In Baghdad, however – the now war-shattered capital of Iraq, then the seat of the Abbasid caliphate – there rose a remarkable institution known as the House of Wisdom.

With Europe into its so-called Dark Ages, the Islamic world was entering its Golden Age.

The House of Wisdom, between the 8th and 13th centuries, attracted Muslim, Christian and Jewish scholars from throughout the known world to study and translate the tracts that had underpinned modern thought to that time into Arabic.

Every important and available book and paper known to exist was collected for translation from Greek, Latin, Persian, Indian and even Chinese sources.

By the 9th century, the House of Wisdom contained the world’s largest library, and up to 500  scholars worked feverishly on their own discoveries.

The idea that the Earth was round, its circumference measurable, was no stranger here. Physicians investigated the causes of infection. The number zero, invented as a useful concept in India, reached Baghdad somewhere around AD 770 and became a crucial element in mathematics. Without zero there would never have been a computer, let alone Google.

The pleasure of harnessing knowledge spread rapidly across Arab North Africa, through refined cities like Fez, and beyond.
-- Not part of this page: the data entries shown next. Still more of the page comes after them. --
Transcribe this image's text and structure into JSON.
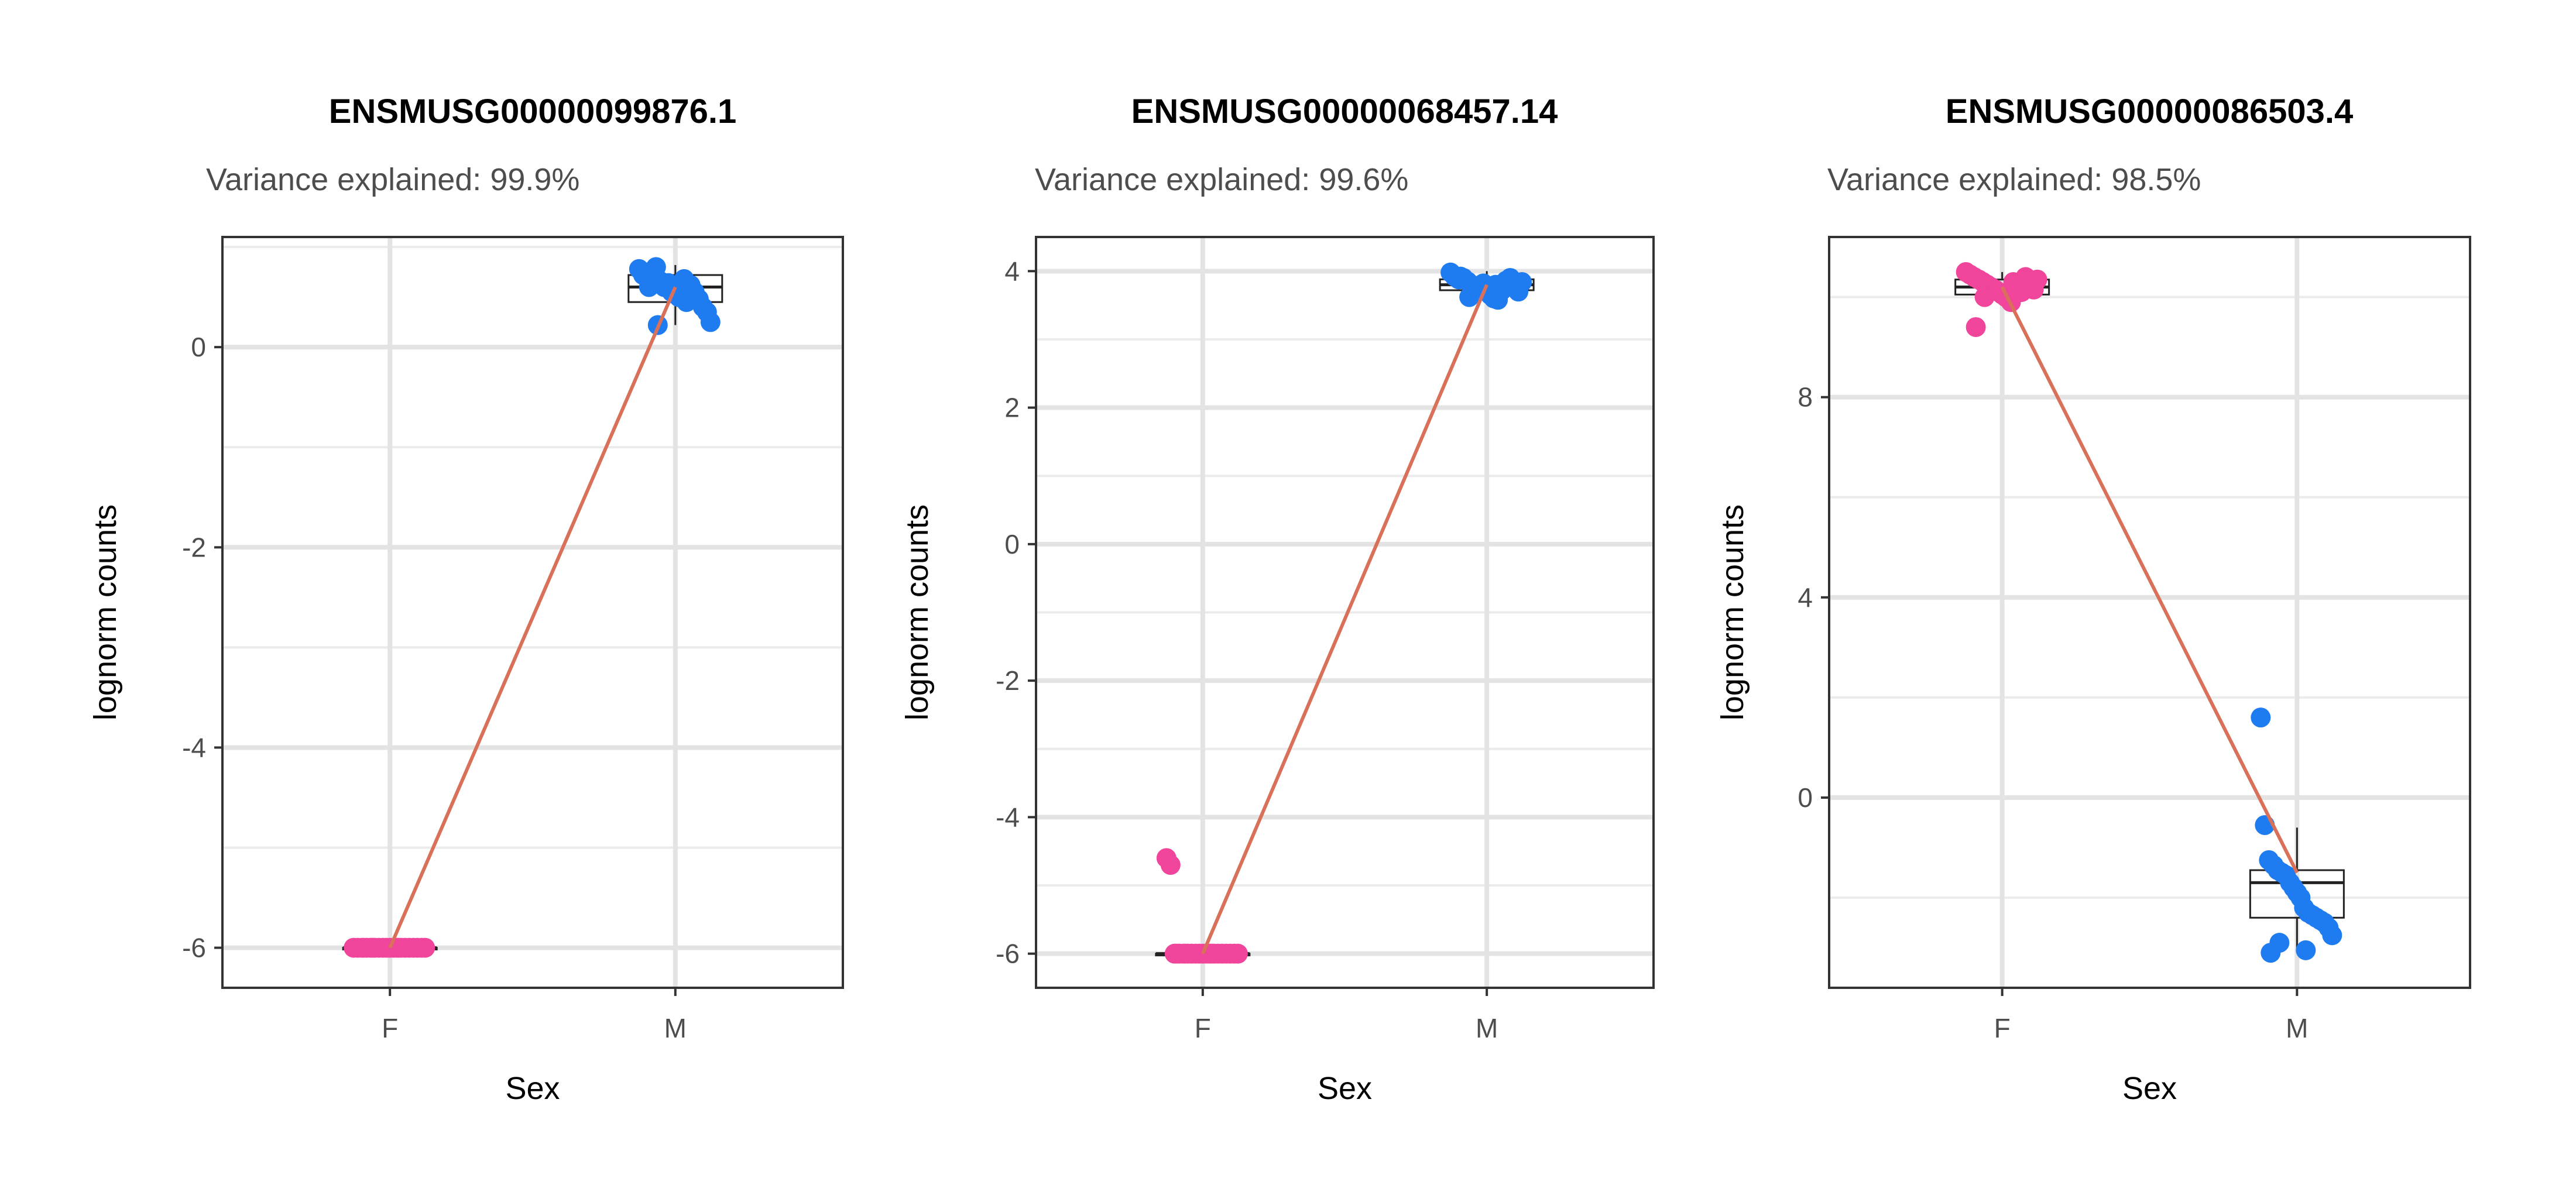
{
  "chart_data": [
    {
      "type": "scatter",
      "title": "ENSMUSG00000099876.1",
      "subtitle": "Variance explained: 99.9%",
      "xlabel": "Sex",
      "ylabel": "lognorm counts",
      "categories": [
        "F",
        "M"
      ],
      "ylim": [
        -6.4,
        1.1
      ],
      "yticks": [
        0,
        -2,
        -4,
        -6
      ],
      "ytick_labels": [
        "0",
        "-2",
        "-4",
        "-6"
      ],
      "grid": true,
      "trend_line": [
        -6.0,
        0.6
      ],
      "boxplots": [
        {
          "category": "F",
          "q1": -6.0,
          "median": -6.0,
          "q3": -6.0,
          "whisker_low": -6.0,
          "whisker_high": -6.0
        },
        {
          "category": "M",
          "q1": 0.45,
          "median": 0.6,
          "q3": 0.72,
          "whisker_low": 0.22,
          "whisker_high": 0.82
        }
      ],
      "series": [
        {
          "category": "F",
          "color": "#f0459b",
          "y": [
            -6.0,
            -6.0,
            -6.0,
            -6.0,
            -6.0,
            -6.0,
            -6.0,
            -6.0,
            -6.0,
            -6.0,
            -6.0,
            -6.0,
            -6.0,
            -6.0,
            -6.0,
            -6.0,
            -6.0,
            -6.0,
            -6.0,
            -6.0,
            -6.0,
            -6.0
          ]
        },
        {
          "category": "M",
          "color": "#1e7bf0",
          "y": [
            0.78,
            0.72,
            0.7,
            0.76,
            0.8,
            0.66,
            0.6,
            0.64,
            0.55,
            0.58,
            0.5,
            0.52,
            0.45,
            0.62,
            0.55,
            0.48,
            0.4,
            0.35,
            0.25,
            0.22,
            0.68,
            0.6
          ]
        }
      ]
    },
    {
      "type": "scatter",
      "title": "ENSMUSG00000068457.14",
      "subtitle": "Variance explained: 99.6%",
      "xlabel": "Sex",
      "ylabel": "lognorm counts",
      "categories": [
        "F",
        "M"
      ],
      "ylim": [
        -6.5,
        4.5
      ],
      "yticks": [
        4,
        2,
        0,
        -2,
        -4,
        -6
      ],
      "ytick_labels": [
        "4",
        "2",
        "0",
        "-2",
        "-4",
        "-6"
      ],
      "grid": true,
      "trend_line": [
        -6.0,
        3.8
      ],
      "boxplots": [
        {
          "category": "F",
          "q1": -6.0,
          "median": -6.0,
          "q3": -6.0,
          "whisker_low": -6.0,
          "whisker_high": -6.0
        },
        {
          "category": "M",
          "q1": 3.72,
          "median": 3.8,
          "q3": 3.88,
          "whisker_low": 3.58,
          "whisker_high": 4.0
        }
      ],
      "series": [
        {
          "category": "F",
          "color": "#f0459b",
          "y": [
            -4.6,
            -4.7,
            -6.0,
            -6.0,
            -6.0,
            -6.0,
            -6.0,
            -6.0,
            -6.0,
            -6.0,
            -6.0,
            -6.0,
            -6.0,
            -6.0,
            -6.0,
            -6.0,
            -6.0,
            -6.0,
            -6.0,
            -6.0,
            -6.0,
            -6.0
          ]
        },
        {
          "category": "M",
          "color": "#1e7bf0",
          "y": [
            3.98,
            3.92,
            3.88,
            3.9,
            3.85,
            3.8,
            3.78,
            3.75,
            3.82,
            3.7,
            3.65,
            3.6,
            3.58,
            3.72,
            3.86,
            3.9,
            3.76,
            3.7,
            3.84,
            3.62,
            3.8,
            3.92
          ]
        }
      ]
    },
    {
      "type": "scatter",
      "title": "ENSMUSG00000086503.4",
      "subtitle": "Variance explained: 98.5%",
      "xlabel": "Sex",
      "ylabel": "lognorm counts",
      "categories": [
        "F",
        "M"
      ],
      "ylim": [
        -3.8,
        11.2
      ],
      "yticks": [
        8,
        4,
        0
      ],
      "ytick_labels": [
        "8",
        "4",
        "0"
      ],
      "grid": true,
      "trend_line": [
        10.2,
        -1.5
      ],
      "boxplots": [
        {
          "category": "F",
          "q1": 10.05,
          "median": 10.2,
          "q3": 10.35,
          "whisker_low": 9.9,
          "whisker_high": 10.5
        },
        {
          "category": "M",
          "q1": -2.4,
          "median": -1.7,
          "q3": -1.45,
          "whisker_low": -3.1,
          "whisker_high": -0.6
        }
      ],
      "series": [
        {
          "category": "F",
          "color": "#f0459b",
          "y": [
            10.5,
            10.45,
            10.4,
            10.35,
            10.3,
            10.25,
            10.2,
            10.15,
            10.1,
            10.05,
            10.0,
            9.95,
            10.3,
            10.2,
            10.1,
            10.4,
            10.25,
            10.15,
            10.35,
            10.0,
            9.9,
            9.4
          ]
        },
        {
          "category": "M",
          "color": "#1e7bf0",
          "y": [
            1.6,
            -0.55,
            -1.25,
            -1.35,
            -1.45,
            -1.5,
            -1.55,
            -1.7,
            -1.8,
            -1.9,
            -2.0,
            -2.2,
            -2.3,
            -2.35,
            -2.4,
            -2.45,
            -2.5,
            -2.6,
            -2.75,
            -2.9,
            -3.05,
            -3.1
          ]
        }
      ]
    }
  ]
}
Meanwhile, in AD 711, those Muslims known in the West as Moors began pouring across the Strait of Gibraltar and took over the Iberian Peninsula. By AD 1000, most of what we now know as Spain was occupied by the Islamic Caliphate of Cordoba.
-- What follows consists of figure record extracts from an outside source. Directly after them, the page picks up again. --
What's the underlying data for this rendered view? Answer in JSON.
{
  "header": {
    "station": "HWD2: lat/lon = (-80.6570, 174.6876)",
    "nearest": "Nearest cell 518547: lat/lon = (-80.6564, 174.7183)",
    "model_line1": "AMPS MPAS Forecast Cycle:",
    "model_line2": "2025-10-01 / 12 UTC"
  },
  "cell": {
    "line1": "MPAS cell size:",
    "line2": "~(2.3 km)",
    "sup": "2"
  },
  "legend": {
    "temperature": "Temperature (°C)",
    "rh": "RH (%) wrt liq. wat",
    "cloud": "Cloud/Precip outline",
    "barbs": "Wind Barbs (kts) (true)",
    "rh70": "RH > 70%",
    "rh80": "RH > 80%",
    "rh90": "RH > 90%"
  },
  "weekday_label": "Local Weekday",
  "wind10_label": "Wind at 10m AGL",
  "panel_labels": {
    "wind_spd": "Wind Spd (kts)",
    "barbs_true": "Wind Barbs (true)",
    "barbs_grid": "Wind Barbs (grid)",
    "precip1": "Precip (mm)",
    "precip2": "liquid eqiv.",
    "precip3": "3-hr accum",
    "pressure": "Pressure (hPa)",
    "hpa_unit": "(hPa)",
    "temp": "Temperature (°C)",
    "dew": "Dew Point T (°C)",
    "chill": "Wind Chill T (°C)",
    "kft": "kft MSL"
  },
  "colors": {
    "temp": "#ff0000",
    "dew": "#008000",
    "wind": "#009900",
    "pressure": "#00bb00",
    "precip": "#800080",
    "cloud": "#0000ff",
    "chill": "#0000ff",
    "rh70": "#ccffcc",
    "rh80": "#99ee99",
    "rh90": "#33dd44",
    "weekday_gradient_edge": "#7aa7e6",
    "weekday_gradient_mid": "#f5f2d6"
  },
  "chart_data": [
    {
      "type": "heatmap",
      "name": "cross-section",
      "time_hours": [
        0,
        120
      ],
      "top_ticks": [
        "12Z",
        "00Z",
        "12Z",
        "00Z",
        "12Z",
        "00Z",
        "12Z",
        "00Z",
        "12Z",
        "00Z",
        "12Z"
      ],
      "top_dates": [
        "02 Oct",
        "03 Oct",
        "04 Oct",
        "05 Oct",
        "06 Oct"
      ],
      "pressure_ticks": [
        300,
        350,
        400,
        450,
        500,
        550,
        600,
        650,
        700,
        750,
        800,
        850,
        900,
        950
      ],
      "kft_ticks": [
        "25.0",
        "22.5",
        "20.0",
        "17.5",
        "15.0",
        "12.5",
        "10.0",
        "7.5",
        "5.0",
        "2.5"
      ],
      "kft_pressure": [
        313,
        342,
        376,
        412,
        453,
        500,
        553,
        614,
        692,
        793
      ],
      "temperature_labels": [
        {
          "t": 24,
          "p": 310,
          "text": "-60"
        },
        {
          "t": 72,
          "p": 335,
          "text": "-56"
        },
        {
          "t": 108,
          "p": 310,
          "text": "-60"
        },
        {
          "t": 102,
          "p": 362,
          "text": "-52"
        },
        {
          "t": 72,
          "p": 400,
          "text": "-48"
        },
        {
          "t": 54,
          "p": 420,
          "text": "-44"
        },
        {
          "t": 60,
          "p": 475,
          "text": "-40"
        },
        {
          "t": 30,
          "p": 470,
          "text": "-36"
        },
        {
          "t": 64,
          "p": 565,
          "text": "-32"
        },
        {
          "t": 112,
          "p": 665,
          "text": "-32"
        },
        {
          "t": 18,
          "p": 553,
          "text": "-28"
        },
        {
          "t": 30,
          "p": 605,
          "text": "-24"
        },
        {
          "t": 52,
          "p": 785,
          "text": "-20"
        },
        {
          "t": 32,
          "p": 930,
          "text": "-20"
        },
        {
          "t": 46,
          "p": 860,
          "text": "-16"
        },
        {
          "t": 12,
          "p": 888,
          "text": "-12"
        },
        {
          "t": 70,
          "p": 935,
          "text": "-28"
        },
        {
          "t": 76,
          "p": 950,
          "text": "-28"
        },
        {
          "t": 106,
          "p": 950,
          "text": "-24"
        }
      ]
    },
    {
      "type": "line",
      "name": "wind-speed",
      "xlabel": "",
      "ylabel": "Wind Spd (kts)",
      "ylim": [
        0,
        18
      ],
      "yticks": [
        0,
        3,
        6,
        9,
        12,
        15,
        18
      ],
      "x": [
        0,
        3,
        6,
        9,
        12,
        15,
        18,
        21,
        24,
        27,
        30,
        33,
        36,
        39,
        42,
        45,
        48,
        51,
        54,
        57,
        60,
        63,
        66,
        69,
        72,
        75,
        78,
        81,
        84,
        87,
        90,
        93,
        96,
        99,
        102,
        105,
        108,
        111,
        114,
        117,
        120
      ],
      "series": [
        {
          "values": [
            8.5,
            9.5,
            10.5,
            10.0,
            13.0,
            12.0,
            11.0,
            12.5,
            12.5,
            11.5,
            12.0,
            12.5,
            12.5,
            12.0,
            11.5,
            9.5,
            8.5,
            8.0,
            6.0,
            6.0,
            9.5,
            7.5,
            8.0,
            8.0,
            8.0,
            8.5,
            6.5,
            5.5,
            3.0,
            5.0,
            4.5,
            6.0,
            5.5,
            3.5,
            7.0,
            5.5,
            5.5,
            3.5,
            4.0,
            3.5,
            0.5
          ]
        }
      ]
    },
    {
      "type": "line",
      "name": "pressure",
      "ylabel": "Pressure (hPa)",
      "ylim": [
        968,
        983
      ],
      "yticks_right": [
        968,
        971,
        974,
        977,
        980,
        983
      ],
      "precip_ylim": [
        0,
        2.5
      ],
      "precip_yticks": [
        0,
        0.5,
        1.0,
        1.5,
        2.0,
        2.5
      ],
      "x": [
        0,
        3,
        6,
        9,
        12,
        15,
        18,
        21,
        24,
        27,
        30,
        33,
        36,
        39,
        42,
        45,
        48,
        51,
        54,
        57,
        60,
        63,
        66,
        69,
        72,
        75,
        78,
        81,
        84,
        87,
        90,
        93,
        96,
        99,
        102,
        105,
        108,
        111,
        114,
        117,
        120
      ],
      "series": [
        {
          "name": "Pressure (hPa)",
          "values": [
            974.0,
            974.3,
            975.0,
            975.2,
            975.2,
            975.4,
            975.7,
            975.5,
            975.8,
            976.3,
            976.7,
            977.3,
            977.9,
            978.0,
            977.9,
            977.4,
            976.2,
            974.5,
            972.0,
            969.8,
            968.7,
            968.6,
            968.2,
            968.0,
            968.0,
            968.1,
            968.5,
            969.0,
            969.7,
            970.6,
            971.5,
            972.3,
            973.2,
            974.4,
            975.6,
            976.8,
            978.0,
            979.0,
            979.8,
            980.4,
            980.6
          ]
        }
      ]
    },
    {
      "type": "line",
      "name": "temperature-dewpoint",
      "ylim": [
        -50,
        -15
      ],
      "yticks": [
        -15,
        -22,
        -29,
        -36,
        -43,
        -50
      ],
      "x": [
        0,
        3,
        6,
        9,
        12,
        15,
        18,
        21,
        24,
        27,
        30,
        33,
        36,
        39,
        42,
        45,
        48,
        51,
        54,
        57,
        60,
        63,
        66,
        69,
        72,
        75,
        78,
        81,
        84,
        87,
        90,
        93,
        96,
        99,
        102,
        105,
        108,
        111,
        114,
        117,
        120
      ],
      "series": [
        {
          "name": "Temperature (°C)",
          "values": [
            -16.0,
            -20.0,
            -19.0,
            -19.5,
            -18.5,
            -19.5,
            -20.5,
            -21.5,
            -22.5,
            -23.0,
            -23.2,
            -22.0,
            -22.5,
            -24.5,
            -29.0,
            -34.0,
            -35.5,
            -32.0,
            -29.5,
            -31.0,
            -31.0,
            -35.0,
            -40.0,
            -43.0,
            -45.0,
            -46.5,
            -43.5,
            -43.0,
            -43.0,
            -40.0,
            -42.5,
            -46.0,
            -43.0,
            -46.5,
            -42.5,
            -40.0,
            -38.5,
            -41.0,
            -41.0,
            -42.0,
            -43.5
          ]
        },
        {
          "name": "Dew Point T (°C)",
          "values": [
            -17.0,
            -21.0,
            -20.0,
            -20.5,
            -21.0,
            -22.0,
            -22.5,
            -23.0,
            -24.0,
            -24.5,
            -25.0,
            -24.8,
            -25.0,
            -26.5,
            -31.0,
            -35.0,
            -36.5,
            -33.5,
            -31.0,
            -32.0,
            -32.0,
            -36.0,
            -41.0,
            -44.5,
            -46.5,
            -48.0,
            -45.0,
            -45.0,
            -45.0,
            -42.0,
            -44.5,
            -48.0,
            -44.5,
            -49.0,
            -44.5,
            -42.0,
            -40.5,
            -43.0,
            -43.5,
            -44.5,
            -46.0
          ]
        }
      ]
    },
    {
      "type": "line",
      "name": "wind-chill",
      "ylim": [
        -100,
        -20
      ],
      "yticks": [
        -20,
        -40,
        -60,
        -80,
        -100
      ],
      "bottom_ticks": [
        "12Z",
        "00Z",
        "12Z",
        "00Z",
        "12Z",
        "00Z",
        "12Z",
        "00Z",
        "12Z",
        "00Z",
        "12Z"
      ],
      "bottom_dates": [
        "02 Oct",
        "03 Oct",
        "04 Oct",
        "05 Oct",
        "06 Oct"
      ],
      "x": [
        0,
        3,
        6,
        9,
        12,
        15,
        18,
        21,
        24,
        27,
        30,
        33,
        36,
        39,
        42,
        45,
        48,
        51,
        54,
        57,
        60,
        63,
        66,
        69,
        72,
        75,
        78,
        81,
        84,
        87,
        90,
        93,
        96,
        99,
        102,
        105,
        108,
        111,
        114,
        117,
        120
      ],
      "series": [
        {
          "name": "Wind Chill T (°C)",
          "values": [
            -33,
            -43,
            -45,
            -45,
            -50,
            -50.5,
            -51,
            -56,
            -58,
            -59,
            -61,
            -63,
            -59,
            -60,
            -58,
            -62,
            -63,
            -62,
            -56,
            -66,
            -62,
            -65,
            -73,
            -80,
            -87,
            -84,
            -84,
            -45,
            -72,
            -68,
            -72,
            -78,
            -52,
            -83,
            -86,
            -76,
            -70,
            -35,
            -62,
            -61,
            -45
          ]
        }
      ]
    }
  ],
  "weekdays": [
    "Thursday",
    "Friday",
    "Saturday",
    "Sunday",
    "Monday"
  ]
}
Eventually the Spaniards conquered Cordoba and plonked a cathedral in the heart of its main mosque.

With the city of Cordoba at its centre, here rose the most enlightened and cultured area of Europe.

Cordoba, with its magnificent Mezquita (mosque) spreading over 2½ serene hectares, was a world centre of learning. Its main library, one of more than 70 in the city of half a million inhabitants, was said to contain 400,000 books. Christians and Jews were permitted to live in relative peace alongside the Moors, contributing to the cultural vibrancy of Andalusia.
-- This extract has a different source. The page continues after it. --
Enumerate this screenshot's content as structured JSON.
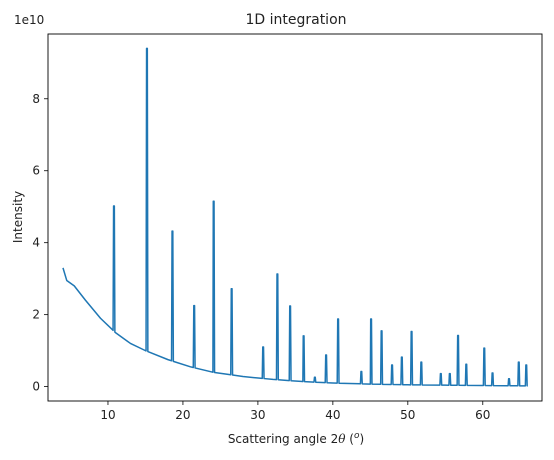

Empires, however, fracture, rot from the inside, collapse and are conquered. By 1150, Islamic Spain was dying, though it wasn’t until 1492 – the year, in a marvellous stroke of symmetry, that saw Christopher Columbus sail from the Andalusian port of Palos on his first voyage of discovery – that the last of the Moors were exiled back to Africa.

Spanish Christians, in conquering Islamic Spain, got vastly more than territory.

The first large Islamic city to fall was Toledo, packed with libraries of those Golden Age works translated into Arabic.

Suddenly in possession of this vast trove of scholarship, almost all of it in Arabic, the Spanish established what became known as the Toledo School of Translators.

The Arabic texts, containing the world’s preserved store of knowledge, were painstakingly translated for Spanish rulers by learned Jews and Christians throughout the 12th and 13th centuries, first into Latin and later into Castilian – the basis of modern Spanish.

And to cut a very long story very short, that’s part of how Plato and his fellow philosophers, and the sciences of mathematics and astronomy and medicine, made their way back to Western Europe, helping fire the glory of the Renaissance … and on and on.

Christian scholars translated Islamic scholarship from Arabic back into Latin and Castilian, rediscovering their own civilisation in the process.

It seemed, in the courtyard of the Cordoba Mosque – in the centre of which the triumphant Spanish rudely plonked a cathedral – to have been a lot of effort, only to lead eventually to modern barbarians like Donald Trump and Vladimir Putin doing their best to corrupt knowledge just as we enter the age of the most powerful library ever known, the internet.